We have an existing digital identity + credentials creation flow with a **completion rate of ~71%**. We are adding passkey creation, which adds extra pages and clicks.

- Keep **x%** of traffic on the current experience as the **control group** $C$
- Send the remaining traffic to one or more **variants** $A_1$, $A_2$, $A_3$

**First question**: Does adding passkey creation cause an **unacceptable degradation** of the completion rate?

This is a **non-inferiority test** — we want to show the new experience is "no worse" than the current one (within a tolerance $\epsilon$).

---

## What Happened with NHST

With our real experiment data:
- **Control**: n=32,106, conversion rate ~70.9%
- **Variant C** (smallest): n=2,022, conversion rate ~69.0%
- **Non-inferiority margin**: $\epsilon$ = 2%

The NHST non-inferiority test computes a p-value by:
1. Estimating the standard error from the data (plug-in principle — circular but pragmatically accepted)
2. Modeling the test statistic under $H_0$ as Gaussian with mean $-\epsilon$
3. Computing the right-tail probability

**Result**: p-value $\approx$ 0.45 — far from the 5% threshold. NHST **fails to reject** $H_0$.

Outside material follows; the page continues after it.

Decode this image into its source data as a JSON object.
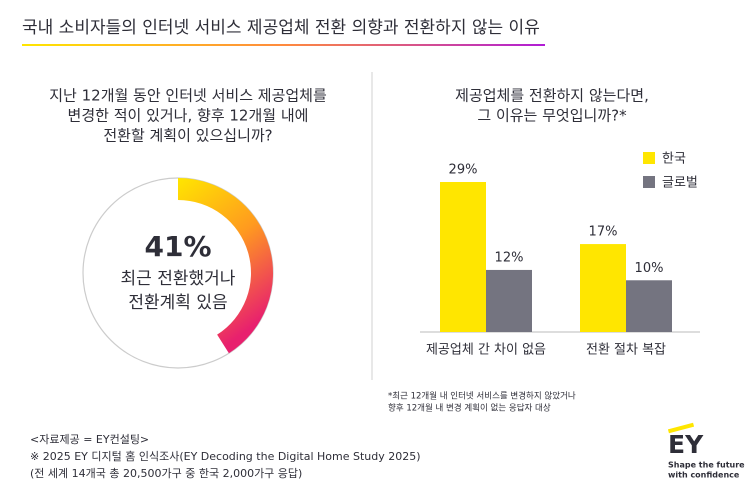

**Translation**: "We can't say anything. We don't know whether the new CX causes unacceptable degradation."

This is because the sample is small. At launch, you typically put a tiny fraction of traffic on new features — and those small samples are often insufficient for NHST.

> See `ABmethodologies.ipynb` cells 5-22 for the full NHST derivation and numerical examples.

In [None]:
%matplotlib inline
import numpy as np
import matplotlib.pyplot as plt
from scipy.stats import norm, beta as beta_dist

# --- Experiment Data ---
nC = 32106
xC = 22772
control_rate = xC / nC

variants = {
    'A': {'n': 4625, 'x': 3244},
    'B': {'n': 2100, 'x': 1433},
    'C': {'n': 2022, 'x': 1396}
}

epsilon = 0.02  # 2% non-inferiority margin

print(f"Control: n={nC:,}, rate={control_rate:.2%}")
for name, d in variants.items():
    r = d['x'] / d['n']
    print(f"Variant {name}: n={d['n']:,}, rate={r:.2%}")
print(f"\nNon-inferiority margin (epsilon): {epsilon:.0%}")
print(f"Non-inferiority threshold: {control_rate - epsilon:.2%}")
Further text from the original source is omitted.